5 Top Trading Tips All Traders Must Know in 2021
On the surface, trading can look like a simple game to some. After all, you’re only really buying shares when they’re at low prices and selling them when they’re high, right?
Wrong. As anyone with some experience in the big, bad world of trading will tell you, there’s a lot more to it than may initially seem.
Here are five simple, useful tips we recommend to all traders, of all experience levels and abilities.
1. Develop a Trading Plan
The first step for any trader hoping to make a living – or even a bit of extra cash – out of this caper is to develop a detailed trading plan.
While it may sound simple, having a defined system for how you want to approach your trading will take a lot of the guesswork and emotions out of your work, which will, in turn, lead to you trading more efficiently.
We have found that the most effective trading plans consider three main factors:
- What is the mindset behind your trading? (I.e. what is your approach from a psychological standpoint?)
- What is your method for managing your money? (I.e. what size are your positions? What are your stop losses? Etc.)
- What is your trading method? (I.e. do you have a daily routine? What are the triggers for you to enter a trade? Etc.)
Of course, these can be further broken down, but initially, it is always best to keep things simple.
Fundamentally, there are three questions every trader should be asking themselves at the beginning of their trading journey:
- What are the circumstances that will compel you to enter a trade?
- How much money are you willing to commit to any given trade?
- What are the circumstances that will compel you to close a trade?
Being able to answer these three questions will give you the outline of an effective trading plan, which is simple yet personal.
2. Begin With Low-Risk Stocks
The best way to begin your trading journey is always to turn your attention towards low-risk stocks. While the attraction of purchasing shares of a penny stock and making it rich instantly is obvious, 99.99 times out of 100 you’re better off purchasing a share of one of the major companies.
In times like these, where the market is approaching levels of volatility we’ve rarely (if ever) seen before, often the lowest-risk approach is to focus on purchasing stocks in companies which provide consumer staples. Even in high-volatility times, these companies tend to maintain a low level of movement as they’re producing goods – like soap, food, toilet paper etc. – which consumers will always need.
Another option in this space is utility companies, who traditionally experience gradual, consistent growth.
3. Only Invest What You Can Afford to Lose
This seems like a simple maxim, but it’s often the first thing people forget when they enter the trading world.
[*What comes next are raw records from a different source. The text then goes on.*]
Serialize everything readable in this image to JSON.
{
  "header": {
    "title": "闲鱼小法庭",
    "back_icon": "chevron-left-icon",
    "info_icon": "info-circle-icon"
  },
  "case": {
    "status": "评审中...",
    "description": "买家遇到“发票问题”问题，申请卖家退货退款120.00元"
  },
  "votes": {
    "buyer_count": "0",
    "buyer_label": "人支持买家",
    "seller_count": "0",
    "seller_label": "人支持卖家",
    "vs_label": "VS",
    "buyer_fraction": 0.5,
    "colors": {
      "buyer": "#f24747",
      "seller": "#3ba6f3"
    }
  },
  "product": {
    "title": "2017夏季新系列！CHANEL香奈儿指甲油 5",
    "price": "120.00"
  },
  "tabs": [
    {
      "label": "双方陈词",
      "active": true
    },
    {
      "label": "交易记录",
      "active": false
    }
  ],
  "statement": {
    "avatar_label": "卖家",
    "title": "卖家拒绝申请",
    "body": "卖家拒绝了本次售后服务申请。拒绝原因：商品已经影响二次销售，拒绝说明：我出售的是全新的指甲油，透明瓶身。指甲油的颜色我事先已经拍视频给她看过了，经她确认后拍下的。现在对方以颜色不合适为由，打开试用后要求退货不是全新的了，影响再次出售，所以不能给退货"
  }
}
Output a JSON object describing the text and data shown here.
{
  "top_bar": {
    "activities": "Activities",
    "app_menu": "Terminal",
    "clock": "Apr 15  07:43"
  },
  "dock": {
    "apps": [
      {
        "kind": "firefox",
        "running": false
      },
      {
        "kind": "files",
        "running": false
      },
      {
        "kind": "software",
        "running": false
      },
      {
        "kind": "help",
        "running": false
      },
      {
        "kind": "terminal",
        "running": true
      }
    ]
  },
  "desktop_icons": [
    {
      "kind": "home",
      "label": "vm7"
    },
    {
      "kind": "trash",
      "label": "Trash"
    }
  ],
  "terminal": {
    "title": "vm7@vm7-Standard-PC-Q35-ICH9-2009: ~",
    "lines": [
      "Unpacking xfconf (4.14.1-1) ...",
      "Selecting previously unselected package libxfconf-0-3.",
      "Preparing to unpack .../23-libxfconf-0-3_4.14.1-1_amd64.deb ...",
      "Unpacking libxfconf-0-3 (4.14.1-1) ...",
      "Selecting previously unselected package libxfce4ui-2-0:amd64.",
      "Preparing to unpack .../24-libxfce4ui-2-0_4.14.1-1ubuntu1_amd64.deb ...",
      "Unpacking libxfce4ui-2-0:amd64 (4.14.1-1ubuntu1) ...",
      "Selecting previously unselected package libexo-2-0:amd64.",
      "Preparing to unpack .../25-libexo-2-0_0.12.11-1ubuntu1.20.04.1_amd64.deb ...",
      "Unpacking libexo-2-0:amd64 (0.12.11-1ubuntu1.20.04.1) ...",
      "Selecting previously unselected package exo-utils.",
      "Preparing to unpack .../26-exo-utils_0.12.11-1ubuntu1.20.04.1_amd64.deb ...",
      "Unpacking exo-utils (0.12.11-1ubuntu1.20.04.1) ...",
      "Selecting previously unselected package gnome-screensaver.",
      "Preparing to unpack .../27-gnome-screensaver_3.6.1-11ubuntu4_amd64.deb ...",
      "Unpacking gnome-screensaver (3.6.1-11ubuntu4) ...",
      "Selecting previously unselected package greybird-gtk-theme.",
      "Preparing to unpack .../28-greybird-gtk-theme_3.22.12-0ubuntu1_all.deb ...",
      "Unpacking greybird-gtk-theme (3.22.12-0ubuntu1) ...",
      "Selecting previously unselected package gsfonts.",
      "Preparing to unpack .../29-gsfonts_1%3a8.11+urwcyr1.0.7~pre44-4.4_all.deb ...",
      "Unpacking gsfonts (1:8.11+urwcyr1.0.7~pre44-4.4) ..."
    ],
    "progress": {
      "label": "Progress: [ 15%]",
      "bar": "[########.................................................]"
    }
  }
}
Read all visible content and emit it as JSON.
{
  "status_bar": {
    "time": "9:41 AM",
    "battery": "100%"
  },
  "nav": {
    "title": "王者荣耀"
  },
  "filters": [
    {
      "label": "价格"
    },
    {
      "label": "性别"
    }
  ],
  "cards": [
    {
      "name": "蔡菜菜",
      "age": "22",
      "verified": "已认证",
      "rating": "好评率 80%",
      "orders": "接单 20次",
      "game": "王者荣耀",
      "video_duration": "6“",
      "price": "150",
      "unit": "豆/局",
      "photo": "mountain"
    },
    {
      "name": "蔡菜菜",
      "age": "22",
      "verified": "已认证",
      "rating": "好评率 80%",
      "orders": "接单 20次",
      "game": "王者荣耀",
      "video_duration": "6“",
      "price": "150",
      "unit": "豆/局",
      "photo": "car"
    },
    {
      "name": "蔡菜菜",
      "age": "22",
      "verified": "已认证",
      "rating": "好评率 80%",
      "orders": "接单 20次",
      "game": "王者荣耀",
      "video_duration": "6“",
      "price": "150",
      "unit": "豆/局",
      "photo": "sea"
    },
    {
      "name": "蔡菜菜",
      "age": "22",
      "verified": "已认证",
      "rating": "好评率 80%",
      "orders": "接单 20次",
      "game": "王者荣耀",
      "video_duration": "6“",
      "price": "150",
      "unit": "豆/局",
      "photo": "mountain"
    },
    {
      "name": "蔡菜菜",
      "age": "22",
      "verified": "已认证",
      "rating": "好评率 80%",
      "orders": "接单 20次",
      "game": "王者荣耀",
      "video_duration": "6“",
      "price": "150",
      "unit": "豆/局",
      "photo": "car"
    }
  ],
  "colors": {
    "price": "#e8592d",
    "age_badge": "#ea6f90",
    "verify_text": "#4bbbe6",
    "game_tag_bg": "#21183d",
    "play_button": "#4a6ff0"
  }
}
Any investment you make – whether that’s in stocks, bonds, real estate etc. – is a risk, and there’s always a chance you can lose the money you have invested.
What this means, logically, is that any investor can find themselves in trouble pretty quickly by trying to overextend and put in money they don’t have. For example, if you’re investing money you need for living expenses in the hope of generating big returns, you’re setting yourself up to fail.
A clever way for aspiring investors to ensure they’re managing their money conservatively is to create a budget of all of your expenses. By doing so, you will be able to determine how much money you need to live on (bills, food, entertainment etc.), how much you plan to save, and how much money you have spare to spend on investing.
4. Assess Yourself and Your Goals
As mentioned above, any self-respecting trader will be working off a pre-prepared trading plan that they have developed for themselves. However, being properly prepared to trade takes more than just a trading plan.
It is essential that you conduct a self-assessment designed to answer some of the following questions about yourself:
- What do you expect to achieve when entering the market?
- What are your strengths and weaknesses, and how might they affect your trading performance?
- What is your patience like?
- Are you a risky person?
- How self-confident are you?
- Are you disciplined?
Only after answering these very basic questions should you start to ask yourself some harder questions about your finances, for example:
- What percentage of your capital are you prepared to risk?
- What is your position size?
- How will you determine your stop-losses?
- What will be your maximum risk-exposure at any one time?
- What is your maximum amount of capital to commit on any one trade?
Now, with those questions answered, you can move on to determining your entry positions, for example:
- What markets will you trade on?
- What timeframe are you looking to operate within?
- Will you use technical or fundamental analysis?
- What conditions will push you to enter a trade?
Self-assessing yourself in this way will allow you to enter your trading journey with a clear head, knowing what your goals and aspirations are.
5. Do Your Own Research
Finally, there’s a very simple edge that any trader can gain on their competition; do your own research.
There are so many strategies, opinions and techniques out there for traders to confuse themselves with, but at the end of the day, the most successful strategy for you will be one you develop yourself. That means you’ll need to put in the work; read the literature, study the graphs and familiarise yourself with how the market operates.
Everyday investors are every bit as capable as Wall Street “experts”; all it takes is research, commitment and taking the initiative to make decisions that work for you.
Don’t rely on others to do your work for you; go out and do it yourself, because it’s the only way to learn!